ZacEsa ZacEsa - 6 months ago 18
Linux Question

Bash script to filter out non-adjacent duplicates in logs

I'm trying to create a script to filter out duplicates in my logs and keep the latest of each message. A sample would be below;

May 29 22:25:19 servername.com Fdm: this is error message 1 error code=0x98765
May 29 22:25:19 servername.com Fdm: this is just a message
May 29 22:25:19 servername.com Fdm: error code=12345 message 2
May 29 22:25:20 servername.com Vpxa: this is error message 1 error code=0x67890
May 29 22:25:20 servername.com Vpxa: just another message
May 29 22:25:30 servername.com Fdm: error code=34567 message 2
May 29 22:25:30 servername.com Fdm: another error message 3 76543


The logs are split between two files, I've already gotten down to creating the script to merge the two files and sort the files by date using sort -s -r -k1.

I've also managed to create the script so that it asks for the date I want then it uses grep to filter out by date.

Right now, I only need to find a way to remove the non-adjacent duplicate lines which also have different timestamps.

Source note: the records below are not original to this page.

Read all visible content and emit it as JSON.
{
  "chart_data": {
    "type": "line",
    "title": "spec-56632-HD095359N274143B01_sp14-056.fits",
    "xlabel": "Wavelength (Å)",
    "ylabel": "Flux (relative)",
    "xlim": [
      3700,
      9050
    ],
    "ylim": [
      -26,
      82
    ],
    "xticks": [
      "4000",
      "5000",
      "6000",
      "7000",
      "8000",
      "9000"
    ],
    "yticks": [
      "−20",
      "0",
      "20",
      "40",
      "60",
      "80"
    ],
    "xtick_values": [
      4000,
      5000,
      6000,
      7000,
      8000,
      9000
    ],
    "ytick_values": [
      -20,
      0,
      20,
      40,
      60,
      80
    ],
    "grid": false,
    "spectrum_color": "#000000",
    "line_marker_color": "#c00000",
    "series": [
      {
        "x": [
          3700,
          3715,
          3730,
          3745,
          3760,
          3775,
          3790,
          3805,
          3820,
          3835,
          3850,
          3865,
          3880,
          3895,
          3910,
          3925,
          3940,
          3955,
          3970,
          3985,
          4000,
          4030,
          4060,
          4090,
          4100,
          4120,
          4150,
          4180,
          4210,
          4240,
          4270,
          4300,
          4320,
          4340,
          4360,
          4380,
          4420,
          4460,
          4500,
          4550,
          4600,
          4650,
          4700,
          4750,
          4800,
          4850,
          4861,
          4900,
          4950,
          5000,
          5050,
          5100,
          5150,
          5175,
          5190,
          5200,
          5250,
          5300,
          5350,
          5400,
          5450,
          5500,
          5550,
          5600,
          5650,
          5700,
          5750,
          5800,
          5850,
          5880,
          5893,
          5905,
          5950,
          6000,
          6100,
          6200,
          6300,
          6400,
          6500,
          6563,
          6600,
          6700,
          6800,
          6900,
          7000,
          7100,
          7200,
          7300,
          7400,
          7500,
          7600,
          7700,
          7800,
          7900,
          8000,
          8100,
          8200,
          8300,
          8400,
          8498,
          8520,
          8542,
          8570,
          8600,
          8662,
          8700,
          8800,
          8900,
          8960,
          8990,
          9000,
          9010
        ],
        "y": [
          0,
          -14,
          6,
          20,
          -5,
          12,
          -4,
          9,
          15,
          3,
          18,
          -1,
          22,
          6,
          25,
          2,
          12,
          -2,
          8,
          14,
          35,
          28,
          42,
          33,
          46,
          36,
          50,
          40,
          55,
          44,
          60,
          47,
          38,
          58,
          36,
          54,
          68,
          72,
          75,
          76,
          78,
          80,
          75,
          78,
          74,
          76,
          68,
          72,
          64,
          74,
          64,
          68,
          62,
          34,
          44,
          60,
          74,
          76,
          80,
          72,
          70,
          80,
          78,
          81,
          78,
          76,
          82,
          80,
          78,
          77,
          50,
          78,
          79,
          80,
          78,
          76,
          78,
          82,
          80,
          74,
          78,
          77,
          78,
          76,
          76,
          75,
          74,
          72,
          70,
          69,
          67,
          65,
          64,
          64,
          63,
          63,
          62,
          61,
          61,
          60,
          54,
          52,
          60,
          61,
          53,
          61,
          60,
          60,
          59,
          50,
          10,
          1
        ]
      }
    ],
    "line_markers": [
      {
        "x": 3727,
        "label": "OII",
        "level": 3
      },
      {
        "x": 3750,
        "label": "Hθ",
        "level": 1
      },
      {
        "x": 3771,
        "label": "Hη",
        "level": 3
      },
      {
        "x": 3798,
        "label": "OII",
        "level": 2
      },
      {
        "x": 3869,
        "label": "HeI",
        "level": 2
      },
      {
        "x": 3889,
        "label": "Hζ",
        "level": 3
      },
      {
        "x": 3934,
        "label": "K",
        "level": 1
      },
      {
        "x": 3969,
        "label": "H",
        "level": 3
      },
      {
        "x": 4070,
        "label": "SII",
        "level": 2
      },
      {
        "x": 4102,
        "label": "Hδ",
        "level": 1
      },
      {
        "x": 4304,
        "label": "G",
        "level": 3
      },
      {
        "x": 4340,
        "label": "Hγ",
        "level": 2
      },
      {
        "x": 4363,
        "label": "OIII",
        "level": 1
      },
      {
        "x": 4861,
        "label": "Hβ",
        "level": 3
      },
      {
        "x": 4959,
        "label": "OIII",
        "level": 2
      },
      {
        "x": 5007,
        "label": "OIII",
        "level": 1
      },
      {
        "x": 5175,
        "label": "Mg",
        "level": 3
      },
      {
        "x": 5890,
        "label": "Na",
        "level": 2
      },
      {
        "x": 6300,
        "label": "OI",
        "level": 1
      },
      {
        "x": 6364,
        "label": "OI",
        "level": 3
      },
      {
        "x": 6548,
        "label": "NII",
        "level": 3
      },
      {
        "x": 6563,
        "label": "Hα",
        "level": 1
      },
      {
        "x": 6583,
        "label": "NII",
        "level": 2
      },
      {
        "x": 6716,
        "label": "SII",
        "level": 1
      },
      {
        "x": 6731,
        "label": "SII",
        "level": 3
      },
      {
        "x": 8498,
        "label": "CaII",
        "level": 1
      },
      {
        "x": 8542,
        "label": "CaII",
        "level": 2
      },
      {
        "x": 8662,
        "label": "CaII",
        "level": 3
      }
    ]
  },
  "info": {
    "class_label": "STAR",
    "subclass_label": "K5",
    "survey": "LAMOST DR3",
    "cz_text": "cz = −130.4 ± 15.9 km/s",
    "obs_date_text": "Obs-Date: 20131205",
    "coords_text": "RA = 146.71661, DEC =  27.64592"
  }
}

I tried awk but, my knowledge with awk isn't that great. Any awk-gurus out there able to assist me?

P.S., One of the issue I'm encountering is that there are same lines with different error codes, I want to remove those lines but, I can only go so by grep -v "Constant part of line". If there's a way for me to remove duplicates by percentage of similarity, that'll be great. Also, I can't get the script to ignore certain fields or columns because there are lines with error codes at different fields/columns.

Expected output as below;

May 29 22:25:30 servername.com Fdm: another error message 3 76543
May 29 22:25:30 servername.com Fdm: error code=34567 message 2
May 29 22:25:20 servername.com Vpxa: this is error message 1 error code=0x67890


I only want the errors but, that's easily done with grep -i error. The only issue is the duplicate lines with different error codes.

Answer

I managed to find a way to do it. Just to give you guys more details about the issue I had and what this script does.

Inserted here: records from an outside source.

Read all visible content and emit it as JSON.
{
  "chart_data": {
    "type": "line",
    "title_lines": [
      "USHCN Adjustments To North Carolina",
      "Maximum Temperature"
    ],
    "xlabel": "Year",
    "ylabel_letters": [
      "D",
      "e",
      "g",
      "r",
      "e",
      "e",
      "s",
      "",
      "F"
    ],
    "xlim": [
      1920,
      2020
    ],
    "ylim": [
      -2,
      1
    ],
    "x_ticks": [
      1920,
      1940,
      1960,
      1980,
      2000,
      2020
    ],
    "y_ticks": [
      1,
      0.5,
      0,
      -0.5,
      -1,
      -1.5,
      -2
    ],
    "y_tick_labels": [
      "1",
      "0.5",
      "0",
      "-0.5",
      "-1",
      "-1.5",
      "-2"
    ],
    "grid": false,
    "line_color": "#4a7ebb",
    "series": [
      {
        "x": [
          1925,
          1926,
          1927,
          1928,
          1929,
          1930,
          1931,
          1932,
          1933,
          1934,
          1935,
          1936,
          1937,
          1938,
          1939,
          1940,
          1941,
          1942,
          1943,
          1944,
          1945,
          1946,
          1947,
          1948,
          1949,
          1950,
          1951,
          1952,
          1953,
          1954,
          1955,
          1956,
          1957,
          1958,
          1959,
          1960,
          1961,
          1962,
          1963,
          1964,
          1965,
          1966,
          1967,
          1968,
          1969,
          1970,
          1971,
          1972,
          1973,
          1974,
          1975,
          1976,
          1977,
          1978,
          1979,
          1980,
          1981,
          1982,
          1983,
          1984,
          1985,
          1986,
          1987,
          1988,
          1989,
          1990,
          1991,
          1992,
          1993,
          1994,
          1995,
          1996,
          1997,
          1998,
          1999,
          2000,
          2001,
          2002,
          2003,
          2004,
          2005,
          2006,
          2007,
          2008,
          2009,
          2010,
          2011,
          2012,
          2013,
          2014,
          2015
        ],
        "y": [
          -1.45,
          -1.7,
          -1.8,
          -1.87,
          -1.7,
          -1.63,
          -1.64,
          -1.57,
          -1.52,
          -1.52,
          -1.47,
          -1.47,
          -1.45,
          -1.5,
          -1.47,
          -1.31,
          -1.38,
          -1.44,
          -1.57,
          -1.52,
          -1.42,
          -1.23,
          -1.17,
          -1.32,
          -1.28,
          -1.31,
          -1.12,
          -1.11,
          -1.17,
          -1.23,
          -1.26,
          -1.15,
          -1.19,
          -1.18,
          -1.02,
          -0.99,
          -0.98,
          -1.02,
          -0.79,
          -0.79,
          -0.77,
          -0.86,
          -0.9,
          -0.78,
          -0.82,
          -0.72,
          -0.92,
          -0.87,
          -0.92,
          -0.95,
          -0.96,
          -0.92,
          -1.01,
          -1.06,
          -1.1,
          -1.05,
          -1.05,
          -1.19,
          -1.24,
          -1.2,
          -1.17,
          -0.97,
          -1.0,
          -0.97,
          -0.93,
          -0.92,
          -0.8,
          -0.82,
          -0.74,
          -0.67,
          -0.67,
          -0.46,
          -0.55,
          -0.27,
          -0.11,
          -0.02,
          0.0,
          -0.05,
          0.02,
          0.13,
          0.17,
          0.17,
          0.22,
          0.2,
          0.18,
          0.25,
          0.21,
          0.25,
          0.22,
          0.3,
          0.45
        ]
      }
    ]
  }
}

Issue: I had logs which I have to clear but, the logs have multiple lines with repeating error. Unfortunately, the repeating errors have different error codes so, I'm not able to just grep -v them. Plus, the logs have tens of thousands of lines so, to keep "grep -v"-ing them would consume lots of time so, I've decided to semi-automate it using scripts. Below is the script. If you have ideas on how to improve the script, please do comment!

#!/usr/local/bin/bash

rm /tmp/tmp.log /tmp/tmpfiltered.log 2> /dev/null

printf "Please key in full location of logs: "

read log1loc log2loc

cat $log1loc $log2loc >> /tmp/tmp.log

sort -s -r -k1 /tmp/tmp.log -o /tmp/tmp.log

printf "Please key in the date: "

read logdate

while [[ $firstlineedit != "n" ]]

        do

        grep -e "$logdate" /tmp/tmp.log | grep -i error | less

        firstline=$(head -n 1 /tmp/tmp.log)

        head -n 1 /tmp/tmp.log >> /tmp/tmpfiltered.log

        read -p "Enter line to remove(enter n to quit): " -e -i "$firstline" firstlineedit

        firstlinecount=$(grep -e "$logdate" /tmp/tmp.log | grep -i error | grep -o "$firstlineedit" | wc -l)

        grep -e "$logdate" /tmp/tmp.log | grep -i error | grep -v "$firstlineedit" > /tmp/tmp2.log

        mv /tmp/tmp2.log /tmp/tmp.log

        if [ "$firstlineedit" != "n" ];

                then

                echo That line and it"'"s variations have appeared $firstlinecount times in the log!

        fi
done

cat /tmp/tmpfiltered.log | less